We can see this beautiful balance between God’s sovereignty and human decision at work in the life of Paul during his final voyage to Rome in Acts 27. He’s stuck in a storm and receives a promise from God that everyone on board will survive (v. 22–26). Shortly after, he tells the sailors planning to escape the ship to stay on board or they will die (v. 30–32). Which is it? How is it possible for Paul to be so calm and decisive? Is God in complete control or does everything depend on them?
The reality of this scripture shows us the power that liberates the human heart from the fear of making decisions. If everything was destined by God only, then Paul would be passive, cynical and indifferent: “Who cares? It’s all rigged. It doesn’t matter.” If everything were up to him, he’d be pressured. He’d be frightened. He’d be freaked. He’d be panicked, which he should be. We need to know both sides of decision making, because it’s the most practical. It’s the most motivating and most consoling. It’s motivating because I can’t be passive. It’s consoling because I can’t screw up my life in the end. I can’t mess up God’s plan for me. When we know both of those truths together we’ll be able to be decisive and at peace when we navigate the choices life puts before us.
God’s people have the security that they are loved by him and that He is always working to accomplish His purposes. This belief is what made it possible for Paul to be decisive and dependent even in the midst of something as chaotic as a life-threatening storm. In the same way, we can trust that the journey of our life is in the hands of a God who has already proven His love for us in Christ and promises us He’s working all things together for our good and His glory. This security gives us a foundation from which we can make decisions based on the hope found in Christ rather than being fearfully indecisive based on comfort.

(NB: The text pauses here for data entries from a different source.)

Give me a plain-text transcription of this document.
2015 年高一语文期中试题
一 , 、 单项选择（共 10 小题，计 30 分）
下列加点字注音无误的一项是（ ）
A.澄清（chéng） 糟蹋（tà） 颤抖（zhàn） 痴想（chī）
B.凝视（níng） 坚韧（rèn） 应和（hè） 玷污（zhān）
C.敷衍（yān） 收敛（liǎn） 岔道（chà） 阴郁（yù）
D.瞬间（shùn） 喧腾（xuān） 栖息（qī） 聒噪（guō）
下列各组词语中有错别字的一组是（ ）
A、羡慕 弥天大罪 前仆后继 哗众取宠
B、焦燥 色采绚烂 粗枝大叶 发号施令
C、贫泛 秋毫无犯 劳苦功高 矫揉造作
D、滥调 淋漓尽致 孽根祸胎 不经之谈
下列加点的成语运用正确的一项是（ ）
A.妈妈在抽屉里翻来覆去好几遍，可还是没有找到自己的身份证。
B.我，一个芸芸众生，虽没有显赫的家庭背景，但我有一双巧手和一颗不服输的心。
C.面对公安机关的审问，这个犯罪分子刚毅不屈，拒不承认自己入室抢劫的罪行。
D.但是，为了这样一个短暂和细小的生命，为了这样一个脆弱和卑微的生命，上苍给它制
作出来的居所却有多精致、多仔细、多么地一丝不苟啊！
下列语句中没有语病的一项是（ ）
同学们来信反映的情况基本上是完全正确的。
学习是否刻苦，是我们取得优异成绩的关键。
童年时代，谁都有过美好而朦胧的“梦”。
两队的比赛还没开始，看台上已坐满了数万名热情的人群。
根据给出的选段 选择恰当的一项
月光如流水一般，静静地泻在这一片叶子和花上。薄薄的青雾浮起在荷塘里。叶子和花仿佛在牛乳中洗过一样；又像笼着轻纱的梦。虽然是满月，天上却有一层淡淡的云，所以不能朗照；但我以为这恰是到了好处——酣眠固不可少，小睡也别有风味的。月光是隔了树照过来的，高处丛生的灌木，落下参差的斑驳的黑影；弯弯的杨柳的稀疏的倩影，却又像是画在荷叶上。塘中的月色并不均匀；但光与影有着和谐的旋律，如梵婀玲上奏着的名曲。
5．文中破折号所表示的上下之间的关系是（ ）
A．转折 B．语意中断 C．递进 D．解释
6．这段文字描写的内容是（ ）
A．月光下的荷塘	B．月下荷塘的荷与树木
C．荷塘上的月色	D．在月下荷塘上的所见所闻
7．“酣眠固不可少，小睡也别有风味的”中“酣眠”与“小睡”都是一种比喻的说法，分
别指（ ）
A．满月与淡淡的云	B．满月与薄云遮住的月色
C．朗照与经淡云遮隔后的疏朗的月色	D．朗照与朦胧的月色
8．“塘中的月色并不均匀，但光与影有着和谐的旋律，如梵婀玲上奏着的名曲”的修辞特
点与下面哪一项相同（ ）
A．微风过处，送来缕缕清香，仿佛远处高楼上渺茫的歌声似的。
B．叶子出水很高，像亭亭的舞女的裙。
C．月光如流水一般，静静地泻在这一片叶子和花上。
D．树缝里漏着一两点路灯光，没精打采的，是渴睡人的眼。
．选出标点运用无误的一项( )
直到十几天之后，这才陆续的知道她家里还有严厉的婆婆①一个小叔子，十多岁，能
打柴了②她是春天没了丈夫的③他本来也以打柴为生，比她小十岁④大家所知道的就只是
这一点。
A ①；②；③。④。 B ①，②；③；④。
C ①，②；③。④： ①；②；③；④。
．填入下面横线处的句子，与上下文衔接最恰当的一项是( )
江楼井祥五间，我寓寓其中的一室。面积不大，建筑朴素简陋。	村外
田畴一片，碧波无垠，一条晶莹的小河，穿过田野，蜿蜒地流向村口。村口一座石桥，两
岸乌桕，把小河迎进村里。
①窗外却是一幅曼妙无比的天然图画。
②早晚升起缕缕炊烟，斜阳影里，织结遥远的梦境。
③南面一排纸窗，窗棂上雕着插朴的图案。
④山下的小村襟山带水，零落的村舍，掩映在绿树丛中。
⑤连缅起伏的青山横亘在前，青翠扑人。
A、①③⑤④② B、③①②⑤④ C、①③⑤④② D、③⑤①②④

Do you have a decision to make regarding an open door God has placed in front of you? Rest in the fact that God loves you and will continue to unfold His providential plan for the world. Trust that when you walk through an open door, you often learn truths you would never have learned if you stayed on the other side. In the end, maybe the work God wants to do in your heart is more important than the ideal destination we think we’re moving towards.